In 1996, K Sankaran Unni of CIFRI had found 174 species of river plankton and 111 kinds of zoo plankton covering nearly 550km of the river between Amarkantak and Sethanighat. By 2009, SN Singh, also from CIFRI Barrackpore, was reporting only 72 macrobenthic organisms in the estuary. The diversity and density of organisms are indicative of environmental conditions. “The Narmada river, with existing, ongoing, and proposed river valley projects, faces the pressure of severe shortages of river flow and a resultant acute shrinkage of habitat areas for the benthic organisms. The riverbed with mostly gravel, pebbles, and boulders has been gradually replaced by a coarse sand bed, which does not support the growth of macrobenthic fauna,” Bhaumik notes. In the building of the Indira Sagar dam, the nesting habitats of the shastradhara turtle, alongside that of crocodiles and monitor lizards, were submerged. The destruction of river turtle habitats greatly upset the ecological balance .
In 1941, Hora and Nair (authors of Fishes of the Satpura Range, Central Pronices, Records in Indian Museum, Calcutta), recorded 40 species of fish from the Satpura range alone. In 1967, Karamchandani et al (CIFRI) recorded 77 species in just the upper and middle zones. In 1990, Doria found 76 species within the river in Madhya Pradesh. In 1991, Rao et al (Inland Fisheries Society) studied the whole river and found only 84 species.
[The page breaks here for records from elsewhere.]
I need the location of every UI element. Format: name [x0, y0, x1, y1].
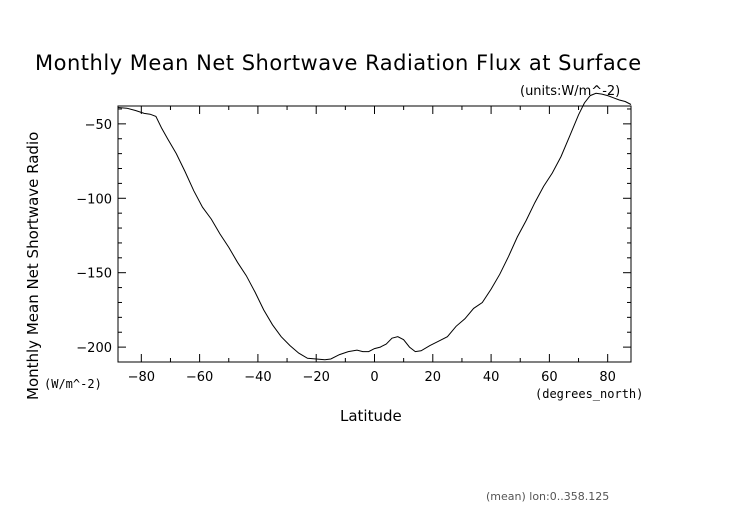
plot-frame	[117, 105, 632, 363]
footer-note: (mean) lon:0..358.125	[486, 490, 609, 503]
x-tick-label: −60	[186, 370, 213, 385]
x-tick-label: 60	[541, 370, 558, 385]
y-axis-units: (W/m^-2)	[44, 377, 102, 391]
x-tick-label: −20	[302, 370, 329, 385]
chart-title: Monthly Mean Net Shortwave Radiation Flu…	[35, 51, 642, 75]
x-axis-ticks: −80 −60 −40 −20 0 20 40 60 80	[128, 106, 616, 385]
y-tick-label: −200	[76, 341, 112, 356]
x-tick-label: 40	[483, 370, 500, 385]
x-tick-label: −80	[128, 370, 155, 385]
x-axis-units: (degrees_north)	[535, 387, 643, 401]
x-tick-label: 0	[370, 370, 378, 385]
x-tick-label: 20	[425, 370, 442, 385]
y-tick-label: −100	[76, 192, 112, 207]
x-axis-label: Latitude	[340, 407, 402, 425]
y-tick-label: −50	[85, 118, 112, 133]
x-tick-label: 80	[599, 370, 616, 385]
units-label: (units:W/m^-2)	[520, 84, 620, 99]
y-axis-ticks: −50 −100 −150 −200	[76, 108, 631, 363]
series-line	[117, 92, 632, 361]
plot-area-border	[117, 105, 632, 363]
y-axis-label: Monthly Mean Net Shortwave Radio	[24, 132, 42, 400]
x-tick-label: −40	[244, 370, 271, 385]
y-tick-label: −150	[76, 267, 112, 282]
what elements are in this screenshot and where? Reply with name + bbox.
Arjun Shulka and Sunita Sharma (Model Science College, Jabalpur) in 2017 found 25 species in the post monsoon season.
Annual fish production in the Narmada was estimated at 269.8 metric tonnes (Dubey, 1984) between 1958–1959 and 1965–1966, i.e. prior to the development of dams. Figures through the years and recent figures for fisheries from the Narmada alone are not available.
The fish-loving Bengalis are having the worst of it. In the estuary, the carp, mainly the Mahseer, rohu, kuhi or gunia, declined as have gegra and reta. Large catfish have been replaced by medium and small species. After the construction of the Sardar Sarovar dam, giant freshwater prawns, unique to the river, declined. The brood stock of Hilsa moved to only breed within 100km of the Gulf of Cambay. “Annual catch of 16,000 tons of the species (hilsa) during 1990-1991 reduced to 4,000 tons in 2007-2008 and indicated a 75% decline in production over a period of one-and-a-half decades” Bhoumik notes.
The river bank of the Narmada has now receded 3km away from the oncebustling Bharuch bunder. Locals in the old fishing villages recall having to move to higher ground for the roaring monsoon floods, collecting driftwood that would last them as firewood stocks for the whole year. “If they dam her up like this she will cease to flow. If she dies, our livelihood may go. No one will miss her more than us,” says Hiralbhai Dheemar.